Bab 280
Bomnya tidak meledak dan hitungan mundur berhenti.
Serina dan Marton menghela napas lega pada saat yang sama, tapi sebelum mereka bernapas lega, hitungan mundur yang semula dijeda mulai turun dengan cepat.
Detik berikutnya, sebuah tangan ramping tiba-tiba terulur dari samping, mengambil bahan peledak dan berlari keluar dengan cepat.
"Aldi!"
Serina berdiri dan berlari ke arahnya dengan cepat, tapi dia masih terlambat selangkah.
Begitu Aldi melempar bomnya, bom itu meledak dengan keras.
Gelombang kejut yang sangat besar melanda, Serina langsung terjatuh, penglihatannya menjadi hitam dan dia pingsan.
Ketika dia bangun lagi, Serina tiba-tiba duduk, dia mengejutkan orang di samping tempat tidur.
"Serina, apa kamu sudah bangun?! Apa kamu merasa nggak nyaman?!"
Serina mencabut jarum dari tangannya, lalu memegang tangan Sandara dan berkata, "Di mana Aldi?! Di mana dia sekarang?!"
"Jangan khawatir, dia baik-baik saja tapi mengalami cedera serius. Dia ada di bangsal sebelahmu sekarang."
Begitu dia selesai berbicara, Serina melepaskan tangannya dan berlari keluar dengan telanjang kaki.
Setelah mendorong bangsal sebelah, dia melihat Aldi duduk di ranjang rumah sakit dengan kain kasa melilit kepalanya dan wajahnya masih sedikit pucat. Serina langsung berlari ke arahnya dan memeluknya.
Merasakan hangatnya tubuh Aldi, Serina akhirnya menghela napas lega dan berkata dengan suara serak, "Untung kamu baik-baik saja ...."
Tubuh Aldi menegang sejenak, lalu mengulurkan tangan untuk memeluk Serina yang sedikit gemetar dan menghiburnya dengan suara rendah, "Aku baik-baik saja, jangan khawatir."
Mata Serina merah, dipenuhi rasa bersalah dan sedih.
"Aku minta maaf, kamu terluka lagi karena aku."
"Ini semua kemauanku, kamu nggak perlu merasa tertekan."
Begitu dia selesai berbicara, suara Serina yang tercekat terdengar di telinganya.
"Aldi, ayo kita mulai dari awal."
Setelah mengalami begitu banyak hal, dia tak lagi meragukan perasaan Aldi padanya, sehingga dia rela saling memberi kesempatan untuk memulai kembali.
Lagi pula, biarpun Aldi tahu bom itu akan meledak kapan saja, Aldi tetap bersamanya dengan tegas, ketika Aldi melihat hitungan mundur bom berjalan dengan cepat, dia mengambil bom itu dan berlari keluar tanpa ragu-ragu, tembok tinggi di hatinya sudah runtuh.
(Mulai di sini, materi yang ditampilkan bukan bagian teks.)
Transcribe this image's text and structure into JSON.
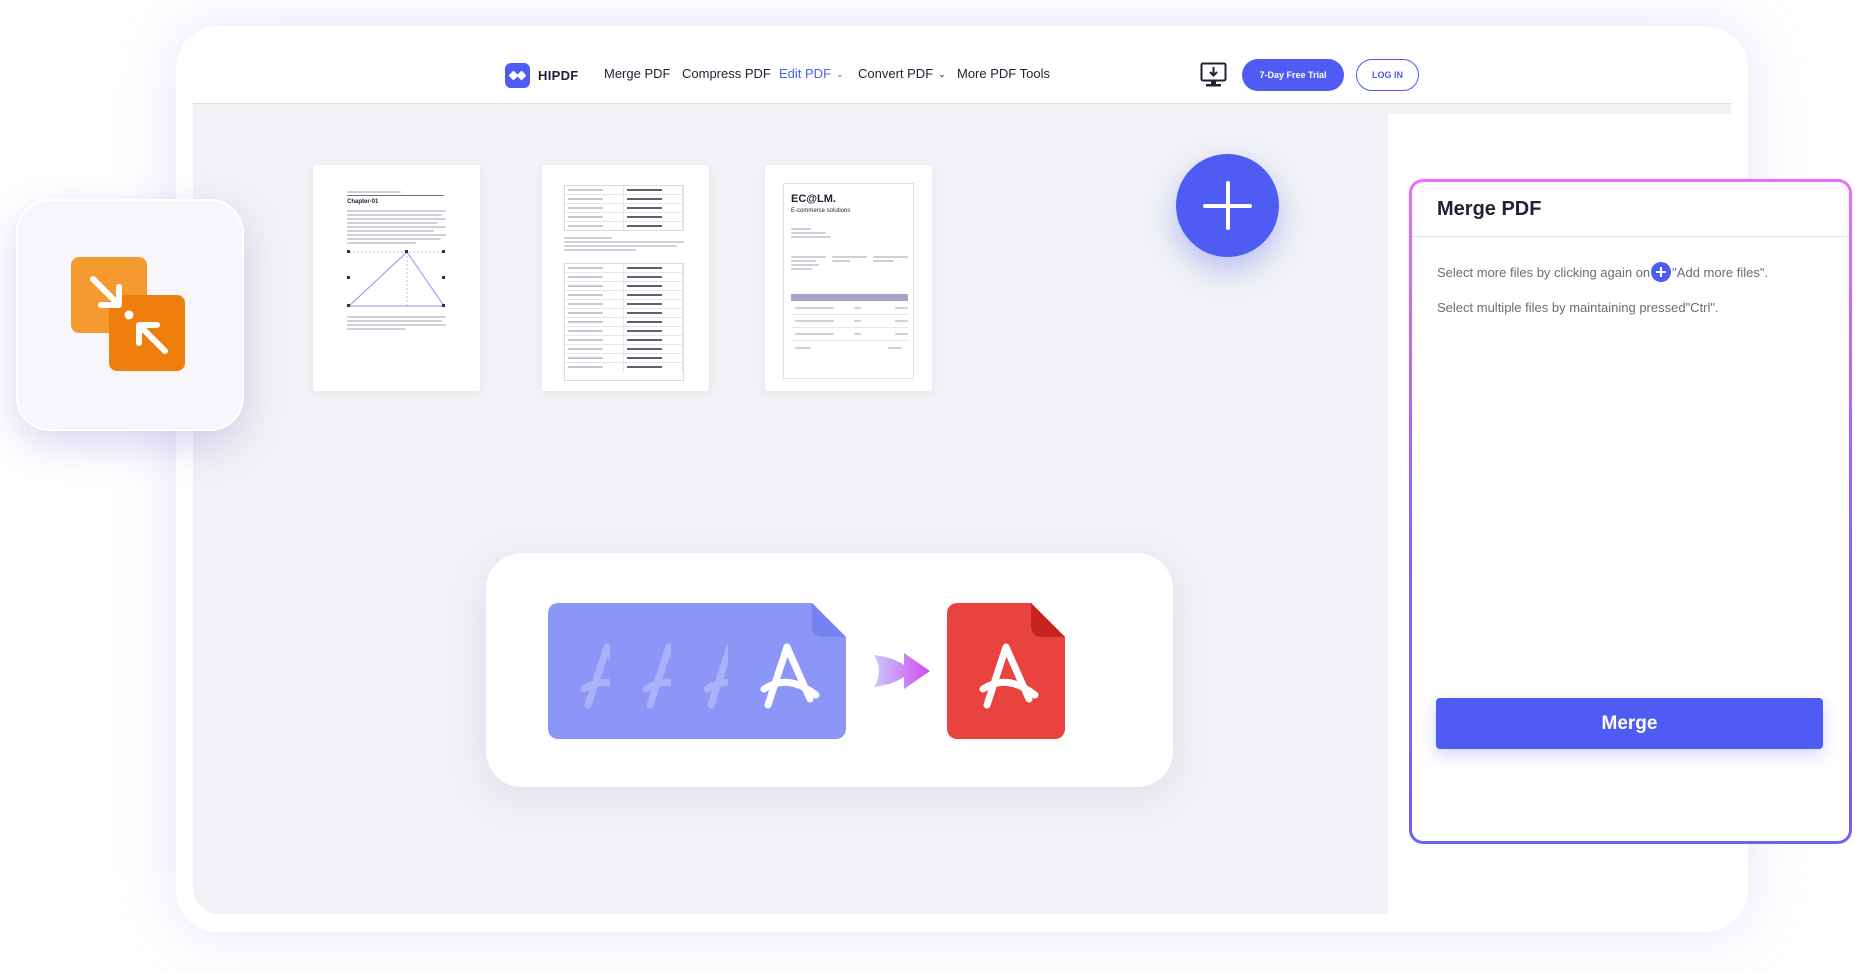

Aldi tertegun dan terdiam selama beberapa detik sebelum berbicara dengan suara kering, "Kamu nggak perlu memaksakan diri untuk bersamaku karena rasa terima kasih."
"Nggak, ini bukan rasa terima kasih. Aku nggak akan bersama seseorang karena rasa terima kasih."
Beberapa saat kemudian, Aldi berbisik, "Oke."
Serina memeluk pinggangnya erat-erat, merasa seolah-olah masalah sudah beres.
Dia melepaskan Aldi dan bertanya, "Selain kepalamu, apa kamu terluka di tempat lain?"
"Nggak."
"Syukurlah."
Melihat Serina tidak memakai sepatu, Aldi mengerutkan kening dan langsung menggendongnya ke tempat tidur.
"Kenapa kamu keluar tanpa memakai sepatu?"
Serina sedikit malu, lalu menunduk dan berbisik, "Aku terlalu mencemaskanmu tadi, jadi lupa."
"Kuambilkan sepatumu."
Begitu dia selesai berbicara, pintu bangsal dibuka, Merina masuk dengan mata merah.
"Kak Aldi, kudengar kamu terluka ...."
Sebelum dia selesai berbicara, dia melihat kedua orang di ranjang itu dengan heran.
"Kalian ... kalian ...."
Aldi terlihat cuek dan berkata tanpa ekspresi, "Ada perlu apa?"
Merina menggigit bibir bawah, matanya penuh kesedihan.
"Kak Aldi, aku datang menjengukmu."
"Aku baik-baik saja, kamu boleh pergi."
Merina enggan, tapi setelah melihat dinginnya tatapan Aldi, akhirnya dia mengentakkan kaki dan pergi.